Hayatta insan olarak kalabilmek en yüce makamdır

D. Ali TAŞÇI

            Şair Ahmet Haşim, bir yakın dostuna fena halde kızmış. Dişlerini gıcırdatarak, yanındaki arkadaşına : “ Beyefendi, beyefendi!” demiş, “Siz onun ipek kravatına, şık kostümüne, kibar tavrına, tatlı diline aldanmayınız… O, tıpkı yataklı vagonlardaki pırıl pırıl aynalı kapılara benzer; tokmağı çevirip açtınız mı, arkası abdesthanedir (tuvalet).”

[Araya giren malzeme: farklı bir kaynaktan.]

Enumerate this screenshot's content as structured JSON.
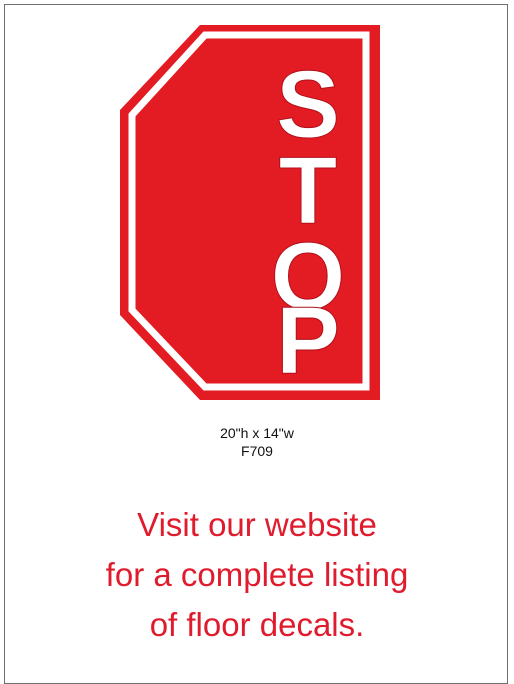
{
  "sign": {
    "letters": [
      "S",
      "T",
      "O",
      "P"
    ],
    "colors": {
      "red": "#e31b23",
      "border": "#ffffff"
    }
  },
  "product": {
    "size": "20\"h x 14\"w",
    "code": "F709"
  },
  "promo": {
    "line1": "Visit our website",
    "line2": "for a complete listing",
    "line3": "of floor decals."
  }
}
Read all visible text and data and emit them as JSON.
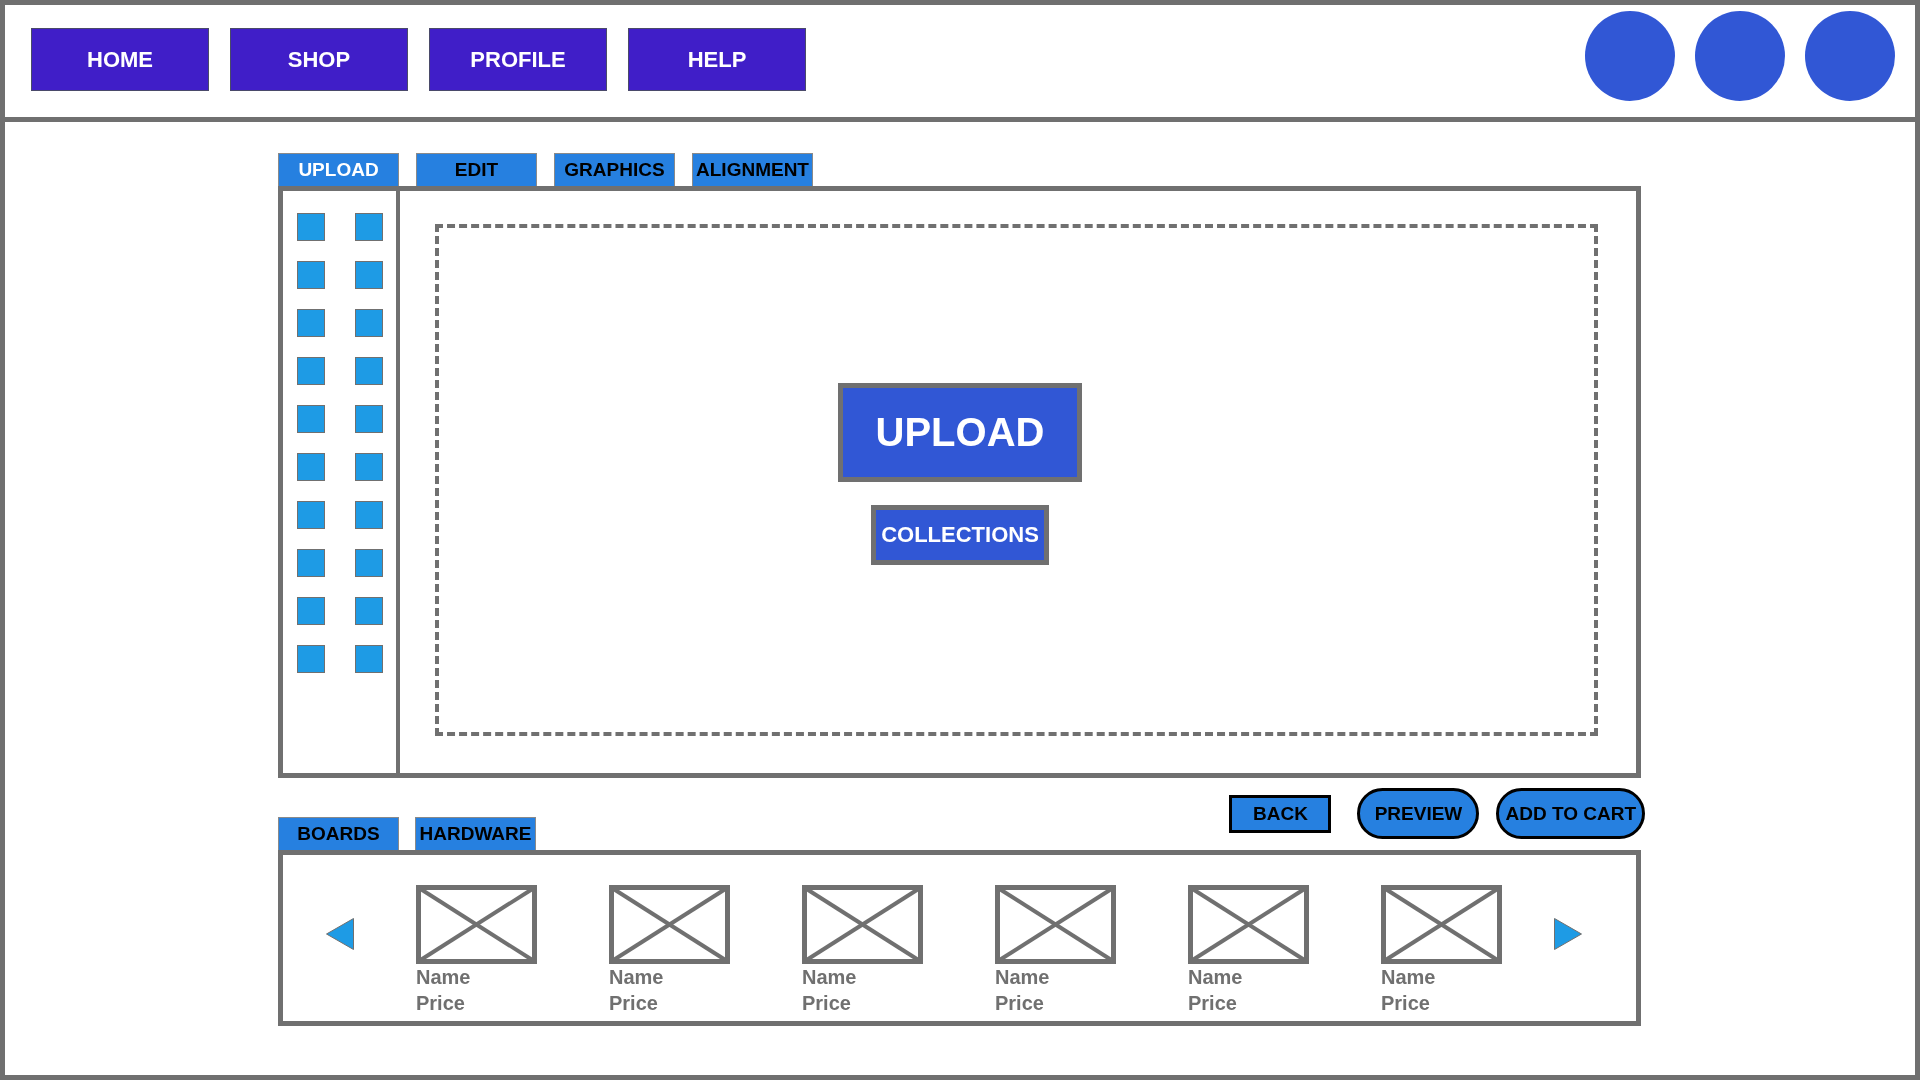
{
  "nav": {
    "buttons": [
      "HOME",
      "SHOP",
      "PROFILE",
      "HELP"
    ]
  },
  "editor_tabs": [
    {
      "label": "UPLOAD",
      "selected": true
    },
    {
      "label": "EDIT",
      "selected": false
    },
    {
      "label": "GRAPHICS",
      "selected": false
    },
    {
      "label": "ALIGNMENT",
      "selected": false
    }
  ],
  "drop_zone": {
    "upload_button": "UPLOAD",
    "collections_button": "COLLECTIONS"
  },
  "actions": [
    {
      "label": "BACK",
      "kind": "box"
    },
    {
      "label": "PREVIEW",
      "kind": "pill"
    },
    {
      "label": "ADD TO CART",
      "kind": "pill"
    }
  ],
  "catalog_tabs": [
    {
      "label": "BOARDS",
      "selected": false
    },
    {
      "label": "HARDWARE",
      "selected": false
    }
  ],
  "products": [
    {
      "name": "Name",
      "price": "Price"
    },
    {
      "name": "Name",
      "price": "Price"
    },
    {
      "name": "Name",
      "price": "Price"
    },
    {
      "name": "Name",
      "price": "Price"
    },
    {
      "name": "Name",
      "price": "Price"
    },
    {
      "name": "Name",
      "price": "Price"
    }
  ]
}
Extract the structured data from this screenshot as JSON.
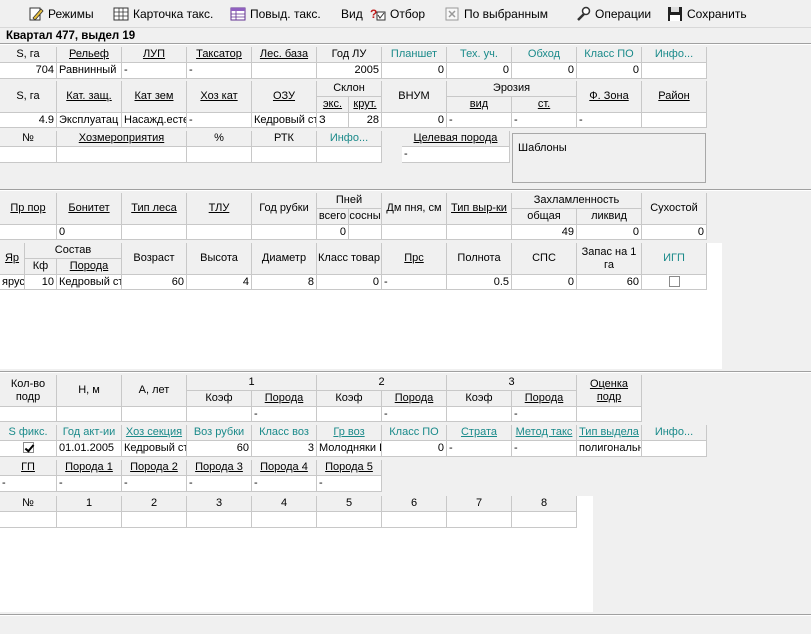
{
  "toolbar": {
    "modes": "Режимы",
    "card": "Карточка такс.",
    "card2": "Повыд. такс.",
    "view": "Вид",
    "filter": "Отбор",
    "selected": "По выбранным",
    "operations": "Операции",
    "save": "Сохранить"
  },
  "title": "Квартал 477, выдел 19",
  "t1": {
    "h": [
      "S, га",
      "Рельеф",
      "ЛУП",
      "Таксатор",
      "Лес. база",
      "Год ЛУ",
      "Планшет",
      "Тех. уч.",
      "Обход",
      "Класс ПО",
      "Инфо..."
    ],
    "v": [
      "704",
      "Равнинный",
      "-",
      "-",
      "",
      "2005",
      "0",
      "0",
      "0",
      "0",
      ""
    ]
  },
  "t2": {
    "h": [
      "S, га",
      "Кат. защ.",
      "Кат зем",
      "Хоз кат",
      "ОЗУ",
      "Склон",
      "экс.",
      "крут.",
      "ВНУМ",
      "Эрозия",
      "вид",
      "ст.",
      "Ф. Зона",
      "Район"
    ],
    "v": [
      "4.9",
      "Эксплуатац",
      "Насажд.есте",
      "-",
      "Кедровый ст",
      "З",
      "28",
      "0",
      "-",
      "-",
      "-",
      ""
    ]
  },
  "t3": {
    "h": [
      "№",
      "Хозмероприятия",
      "%",
      "РТК",
      "Инфо..."
    ],
    "target": "Целевая порода",
    "target_val": "-",
    "templates": "Шаблоны"
  },
  "t4": {
    "h": [
      "Пр пор",
      "Бонитет",
      "Тип леса",
      "ТЛУ",
      "Год рубки",
      "Пней",
      "всего",
      "сосны",
      "Дм пня, см",
      "Тип выр-ки",
      "Захламленность",
      "общая",
      "ликвид",
      "Сухостой"
    ],
    "v": [
      "",
      "0",
      "",
      "",
      "",
      "0",
      "",
      "",
      "",
      "",
      "49",
      "0",
      "0"
    ]
  },
  "t5": {
    "h": [
      "Яр",
      "Состав",
      "Кф",
      "Порода",
      "Возраст",
      "Высота",
      "Диаметр",
      "Класс товар",
      "Прс",
      "Полнота",
      "СПС",
      "Запас на 1 га",
      "ИГП"
    ],
    "v": [
      "ярус",
      "10",
      "Кедровый ст",
      "60",
      "4",
      "8",
      "0",
      "-",
      "0.5",
      "0",
      "60"
    ]
  },
  "t6": {
    "h": [
      "Кол-во подр",
      "Н, м",
      "А, лет",
      "1",
      "2",
      "3",
      "Коэф",
      "Порода",
      "Коэф",
      "Порода",
      "Коэф",
      "Порода",
      "Оценка подр"
    ],
    "v": [
      "-",
      "-",
      "-"
    ]
  },
  "t7": {
    "h": [
      "S фикс.",
      "Год акт-ии",
      "Хоз секция",
      "Воз рубки",
      "Класс воз",
      "Гр воз",
      "Класс ПО",
      "Страта",
      "Метод такс",
      "Тип выдела",
      "Инфо..."
    ],
    "v": [
      "01.01.2005",
      "Кедровый ст",
      "60",
      "3",
      "Молодняки I",
      "0",
      "-",
      "-",
      "полигональн"
    ]
  },
  "t8": {
    "h": [
      "ГП",
      "Порода 1",
      "Порода 2",
      "Порода 3",
      "Порода 4",
      "Порода 5"
    ],
    "v": [
      "-",
      "-",
      "-",
      "-",
      "-",
      "-"
    ]
  },
  "t9": {
    "h": [
      "№",
      "1",
      "2",
      "3",
      "4",
      "5",
      "6",
      "7",
      "8"
    ]
  }
}
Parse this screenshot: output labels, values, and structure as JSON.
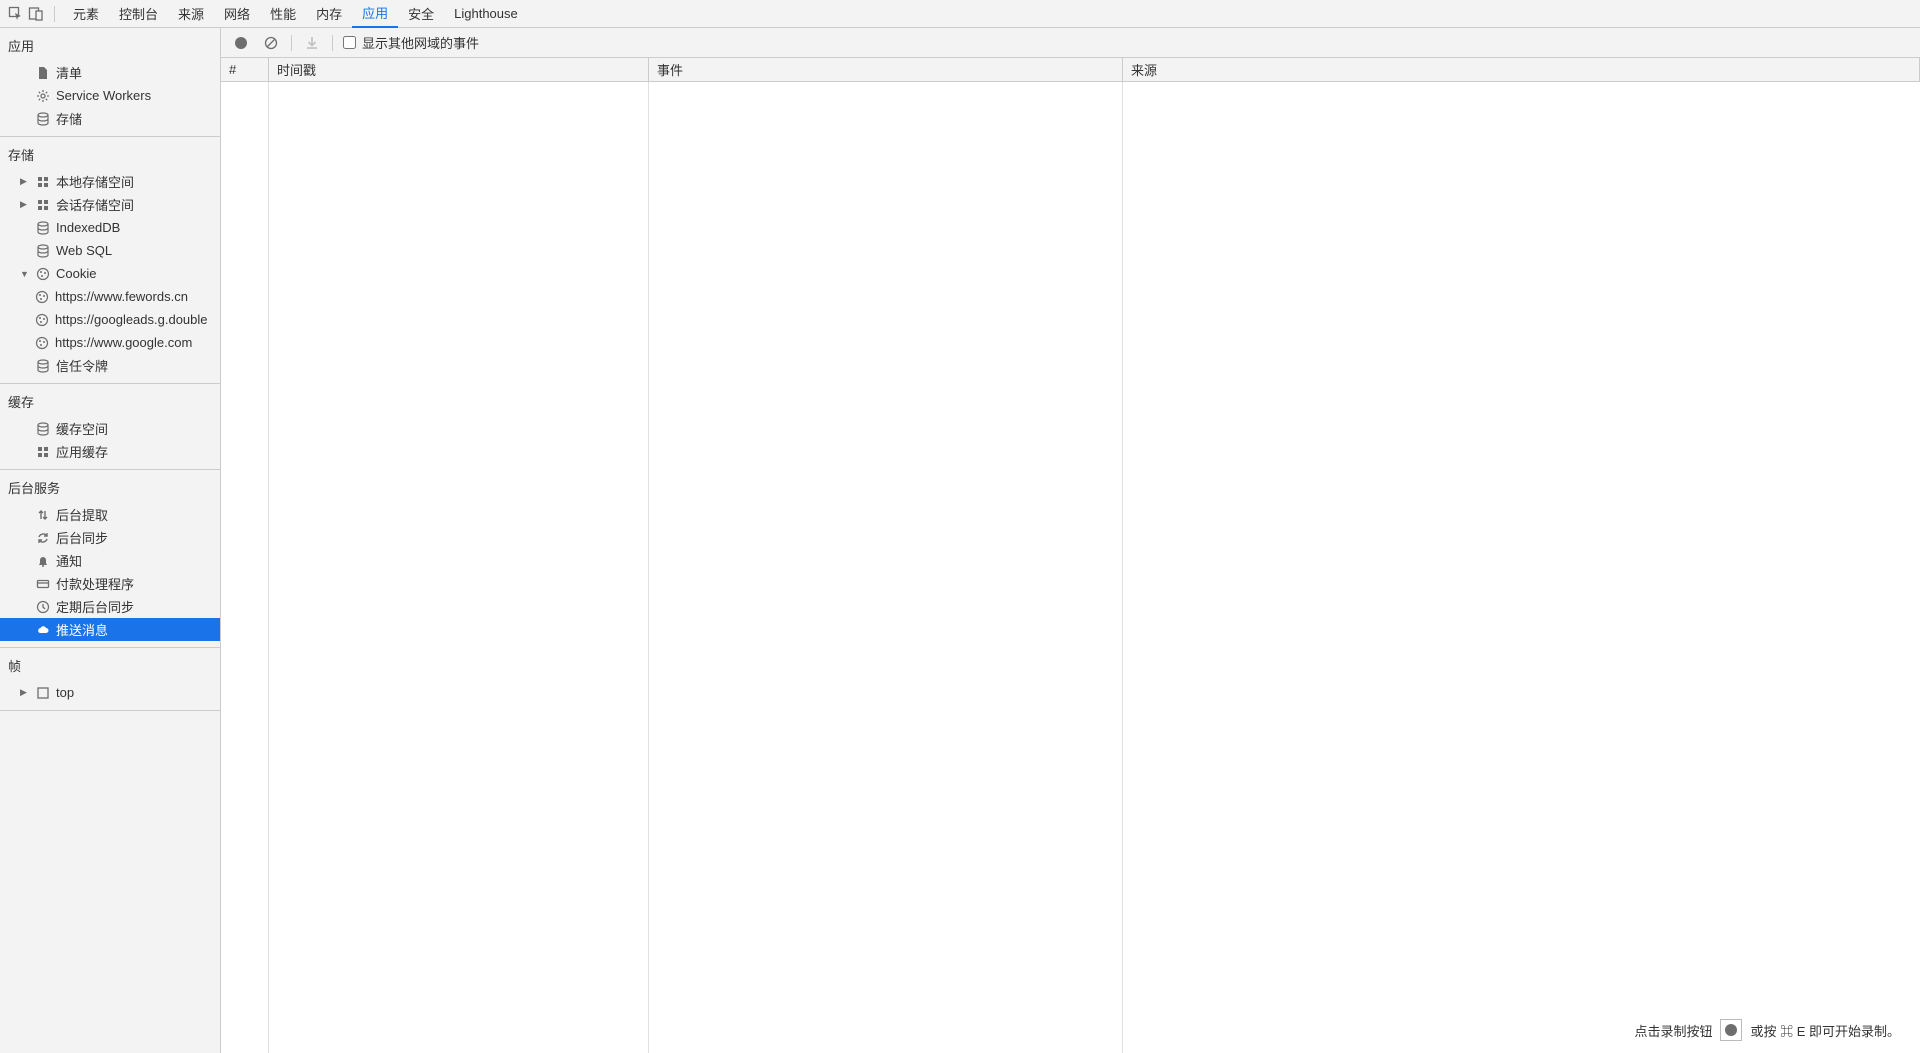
{
  "top_tabs": {
    "items": [
      "元素",
      "控制台",
      "来源",
      "网络",
      "性能",
      "内存",
      "应用",
      "安全",
      "Lighthouse"
    ],
    "active_index": 6
  },
  "sidebar": {
    "sections": {
      "app": {
        "title": "应用",
        "items": [
          {
            "label": "清单",
            "icon": "file"
          },
          {
            "label": "Service Workers",
            "icon": "gear"
          },
          {
            "label": "存储",
            "icon": "db"
          }
        ]
      },
      "storage": {
        "title": "存储",
        "items": [
          {
            "label": "本地存储空间",
            "icon": "grid",
            "expandable": true,
            "expanded": false
          },
          {
            "label": "会话存储空间",
            "icon": "grid",
            "expandable": true,
            "expanded": false
          },
          {
            "label": "IndexedDB",
            "icon": "db"
          },
          {
            "label": "Web SQL",
            "icon": "db"
          },
          {
            "label": "Cookie",
            "icon": "cookie",
            "expandable": true,
            "expanded": true,
            "children": [
              {
                "label": "https://www.fewords.cn",
                "icon": "cookie"
              },
              {
                "label": "https://googleads.g.double",
                "icon": "cookie"
              },
              {
                "label": "https://www.google.com",
                "icon": "cookie"
              }
            ]
          },
          {
            "label": "信任令牌",
            "icon": "db"
          }
        ]
      },
      "cache": {
        "title": "缓存",
        "items": [
          {
            "label": "缓存空间",
            "icon": "db"
          },
          {
            "label": "应用缓存",
            "icon": "grid"
          }
        ]
      },
      "bg": {
        "title": "后台服务",
        "items": [
          {
            "label": "后台提取",
            "icon": "updown"
          },
          {
            "label": "后台同步",
            "icon": "sync"
          },
          {
            "label": "通知",
            "icon": "bell"
          },
          {
            "label": "付款处理程序",
            "icon": "card"
          },
          {
            "label": "定期后台同步",
            "icon": "clock"
          },
          {
            "label": "推送消息",
            "icon": "cloud",
            "selected": true
          }
        ]
      },
      "frames": {
        "title": "帧",
        "items": [
          {
            "label": "top",
            "icon": "frame",
            "expandable": true,
            "expanded": false
          }
        ]
      }
    }
  },
  "toolbar": {
    "checkbox_label": "显示其他网域的事件",
    "checkbox_checked": false
  },
  "table": {
    "columns": [
      "#",
      "时间戳",
      "事件",
      "来源"
    ]
  },
  "footer_hint": {
    "before": "点击录制按钮",
    "after": "或按 ⌘ E 即可开始录制。"
  }
}
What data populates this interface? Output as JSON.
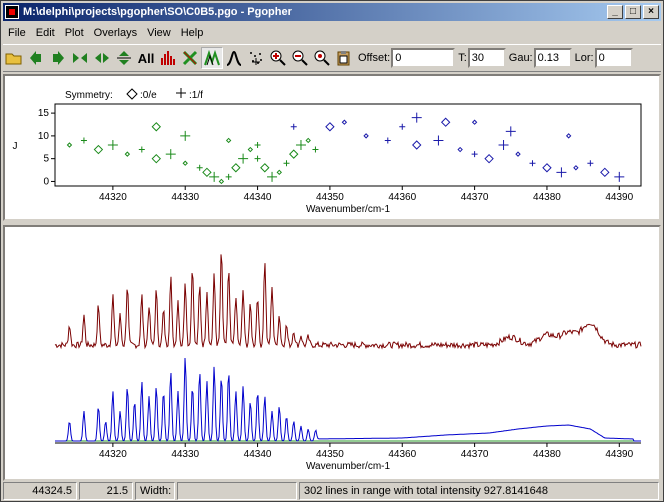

            Sağımıza solumuza baktığımızda pırıl pırıl parlayan ne çok aynalı kapı görüyormuşuz, meğer.

            Çocuklarına birer çikolata almaktan kaçınan, fakat kumarda servet kaybedenler mi dersiniz; dünya güzeli, insan tatlısı eşine insanlık muamelesi yapmayan, ama yabancı kadınlara karşı “kibar” gözüken nice erkeklerin erkeklik tavırlarına mı rastlamazsınız çevrenizde!

            Evinde asık surat oturmayı ve evi yasa boğmayı marifet sayan bazı kadınların, yabancı erkekler karşısındaki gülümser surat ve cazibeli davranışları da diğerlerinden pek farklı değildir.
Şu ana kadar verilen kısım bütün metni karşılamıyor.